The eCLIP cDNA adapter contains a sequence of 10 random nucleotides at the 5′ end. This random sequence serves as a unique molecular identifier (UMI) (Kivioja et al., 2011) after sequencing primers are ligated to the 3′ end of cDNA molecules. Therefore, eCLIP reads begin with the UMI and, in the first step of analysis, UMIs were pruned from read sequences using umi_tools (v0.5.1) (Smith et al., 2017). UMI sequences were saved by incorporating them into the read names in the FASTQ files to be utilized in subsequent analysis steps. Next, 3′-adapters were trimmed from reads using cutadapt (v2.7) (Martin, 2011) and reads shorter than 18 bp in length were removed. Reads were then mapped to a database of mouse repetitive elements and rRNA sequences compiled from Dfam (Hubley et al., 2016) and Genbank (Benson et al., 2014). All non-repeat mapped reads were mapped to the mouse genome (mm10) using STAR (v2.6.0c) (Dobin et al., 2013). PCR duplicates were removed using umi_tools (v0.5.1) by utilizing UMI sequences from the read names and mapping positions. Peaks were identified within m⁶A-eCLIP samples using the peak caller CLIPper (GitHub: https://github.com/YeoLab/clipper) (Lovci et al., 2013). For each peak, IP versus input fold enrichment values were calculated as a ratio of counts of reads overlapping the peak region in the IP and the input samples (read counts in each sample were normalized against the total number of reads in the sample after PCR duplicate removal). The RPM value for a particular region was calculated by counting the number of reads in that region and dividing that by the “per million” scaling factor, which is defined as the total number of reads in the sample divided by 1,000,000. The log2 fold changes for a peak are calculated as follows: Log₂ (RPM in IP in peak region / RPM in input in peak region). Log2 fold change values (RPM in IP in peak region / RPM in input in peak region) were calculated for individual peaks in each m⁶A-IP to normalize the IP reads to the total number of reads covering the m⁶A residue. A p-value was calculated for each peak by the Yates’ Chi-Square test, or Fisher Exact Test if the observed or expected read number was below 5. Peaks were annotated using transcript information from GENCODE (Release M21) (Frankish et al., 2019) with the following priority hierarchy to define the final annotation of overlapping features: protein coding transcript (CDS, UTRs, intron), followed by non-coding transcripts (exon, intron).
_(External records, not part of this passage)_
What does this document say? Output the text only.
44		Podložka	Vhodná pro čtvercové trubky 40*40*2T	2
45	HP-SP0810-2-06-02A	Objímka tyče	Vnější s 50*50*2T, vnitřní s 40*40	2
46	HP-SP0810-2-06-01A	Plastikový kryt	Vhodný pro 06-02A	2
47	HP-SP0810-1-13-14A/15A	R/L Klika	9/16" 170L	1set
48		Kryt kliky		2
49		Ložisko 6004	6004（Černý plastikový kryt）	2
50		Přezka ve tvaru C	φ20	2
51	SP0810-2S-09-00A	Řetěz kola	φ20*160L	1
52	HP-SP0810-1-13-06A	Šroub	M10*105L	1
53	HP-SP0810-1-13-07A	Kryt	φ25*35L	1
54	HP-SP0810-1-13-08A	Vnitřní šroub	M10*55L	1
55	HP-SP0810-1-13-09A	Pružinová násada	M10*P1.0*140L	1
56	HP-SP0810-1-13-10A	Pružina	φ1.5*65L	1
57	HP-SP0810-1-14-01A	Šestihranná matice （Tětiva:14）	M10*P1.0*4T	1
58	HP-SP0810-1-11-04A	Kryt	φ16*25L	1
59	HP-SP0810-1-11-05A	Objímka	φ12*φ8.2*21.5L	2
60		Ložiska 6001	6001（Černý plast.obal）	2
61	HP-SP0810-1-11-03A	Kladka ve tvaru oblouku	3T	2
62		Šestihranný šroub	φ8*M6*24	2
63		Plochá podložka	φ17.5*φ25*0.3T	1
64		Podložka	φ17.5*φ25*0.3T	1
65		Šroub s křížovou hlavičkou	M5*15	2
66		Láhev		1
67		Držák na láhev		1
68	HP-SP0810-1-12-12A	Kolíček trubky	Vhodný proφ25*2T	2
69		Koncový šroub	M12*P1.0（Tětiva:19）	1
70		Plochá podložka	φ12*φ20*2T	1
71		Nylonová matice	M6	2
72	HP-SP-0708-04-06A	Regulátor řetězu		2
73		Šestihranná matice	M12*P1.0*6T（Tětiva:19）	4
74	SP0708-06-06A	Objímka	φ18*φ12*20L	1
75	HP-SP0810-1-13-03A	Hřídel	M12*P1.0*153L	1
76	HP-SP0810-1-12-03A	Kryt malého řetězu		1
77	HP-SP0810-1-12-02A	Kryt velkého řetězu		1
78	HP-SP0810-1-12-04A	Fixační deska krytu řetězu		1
Significance of the difference in IP enrichment, i.e. IP/input ratios, between shLuc and shMettl3-2 samples treated with dox, was used to identify genes that were most enriched for a specific m⁶A modification under DNA damage in a METTL3-dependent manner. For each peak called in IP library of shLuc_dox, we calculated enrichment and p-values relative to normalized counts of reads overlapping these peaks in shMettl3-2_dox. Significance of the difference in IP enrichment was evaluated using the Yates’ Chi-Squared Test. Since RPM normalization can result in numerically very small values, prior to performing statistical tests the normalized values were scaled in order to increase power. Scaling factors were chosen as an inverse count of mapped reads in the deepest library out of IP and input libraries in samples in the comparison, which had an effect of scaling RPM normalized values corresponding to a read count of 1 in the deepest library to also be equal to 1. Finally, resulting p-values were adjusted for multiple testing using the Benjamini-Hochberg technique.

Cutoffs for significance were chosen as follows:

• IP/input ratios were ≥ 1 (log₂ scale) in either the shLuc_dox or the shMettl3-2_dox

• Difference of IP/input ratios between shLuc_dox and shMettl3-2_dox was ≥ 0.5 on log₂ scale

• Adjusted p-value ≤ 0.05

Using above-described statistical method, we identified 1215 unique genes with enhanced METTL3-dependent m⁶A modification under DNA damage (Table S3). Pathway analysis of these genes was performed using Metascape (v3.5).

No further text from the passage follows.